My kiddos love graham crackers, so I set out to make a healthier and more affordable version of what we purchase from the store. Sweetened only with coconut sugar, these delicious gluten-free graham crackers will satisfy your cravings without an ounce of guilt!
These Gluten-Free Graham Crackers are:
Crunchy and flavorful.
Super easy to make!
Packed with delicious warming spices and easy to find ingredients.
Gluten-free, dairy-free, vegan, soy-free, nut-free and refined sugar-free.
Tips for making Gluten-Free Graham Crackers:
Due to the unique nature of buckwheat flour, I do not recommend replacing it with anything else.
The coconut oil can be replaced by melted butter, ghee, or olive oil.
Want to make Sugar-Free Graham Crackers? I like to use this sugar-free sweetener for replacing coconut sugar in baked goods.
Want to make Honey Grahams? Replace the coconut sugar with raw honey.
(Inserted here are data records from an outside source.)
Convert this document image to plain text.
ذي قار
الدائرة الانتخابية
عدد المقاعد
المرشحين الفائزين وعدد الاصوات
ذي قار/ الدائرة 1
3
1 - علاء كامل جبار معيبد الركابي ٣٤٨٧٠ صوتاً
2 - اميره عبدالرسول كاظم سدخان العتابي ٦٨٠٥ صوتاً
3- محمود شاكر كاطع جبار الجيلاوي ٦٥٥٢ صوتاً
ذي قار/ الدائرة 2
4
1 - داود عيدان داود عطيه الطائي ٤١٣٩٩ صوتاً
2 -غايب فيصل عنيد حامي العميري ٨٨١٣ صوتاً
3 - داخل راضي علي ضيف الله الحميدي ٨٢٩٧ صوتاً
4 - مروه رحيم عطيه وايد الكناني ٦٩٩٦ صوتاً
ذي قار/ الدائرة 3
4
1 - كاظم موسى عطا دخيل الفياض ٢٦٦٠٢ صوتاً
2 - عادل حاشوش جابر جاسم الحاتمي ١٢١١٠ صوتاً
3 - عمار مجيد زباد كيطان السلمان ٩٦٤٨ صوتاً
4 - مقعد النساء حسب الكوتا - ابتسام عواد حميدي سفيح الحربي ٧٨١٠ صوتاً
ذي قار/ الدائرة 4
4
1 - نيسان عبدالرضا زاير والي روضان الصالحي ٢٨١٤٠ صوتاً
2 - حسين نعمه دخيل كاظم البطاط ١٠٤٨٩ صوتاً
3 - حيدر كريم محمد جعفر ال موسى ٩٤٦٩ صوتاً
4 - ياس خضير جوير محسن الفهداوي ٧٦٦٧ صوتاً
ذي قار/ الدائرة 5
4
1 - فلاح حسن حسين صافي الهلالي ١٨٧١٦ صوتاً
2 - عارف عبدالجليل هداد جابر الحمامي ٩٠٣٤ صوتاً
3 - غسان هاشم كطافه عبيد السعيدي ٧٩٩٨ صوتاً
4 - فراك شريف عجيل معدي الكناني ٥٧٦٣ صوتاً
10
I do not recommend skipping the refrigeration step, as this is what will make the dough easier to roll out and work with.
I also do not recommend rolling the dough without the use or parchment or wax paper. It is a somewhat sticky dough, and the paper will allow you to roll it out with ease.
You can roll the dough out as thinly or thickly as you would prefer; just keep in mind you may need to cook longer for thicker crackers and for a shorter period of time for thin crackers. Just make sure all is firm, golden and edges are just beginning to brown before removing from the oven.
These gluten-free graham crackers store well in air-tight containers at room temperature for up to 5 days.
What equipment do I need to make Graham Crackers?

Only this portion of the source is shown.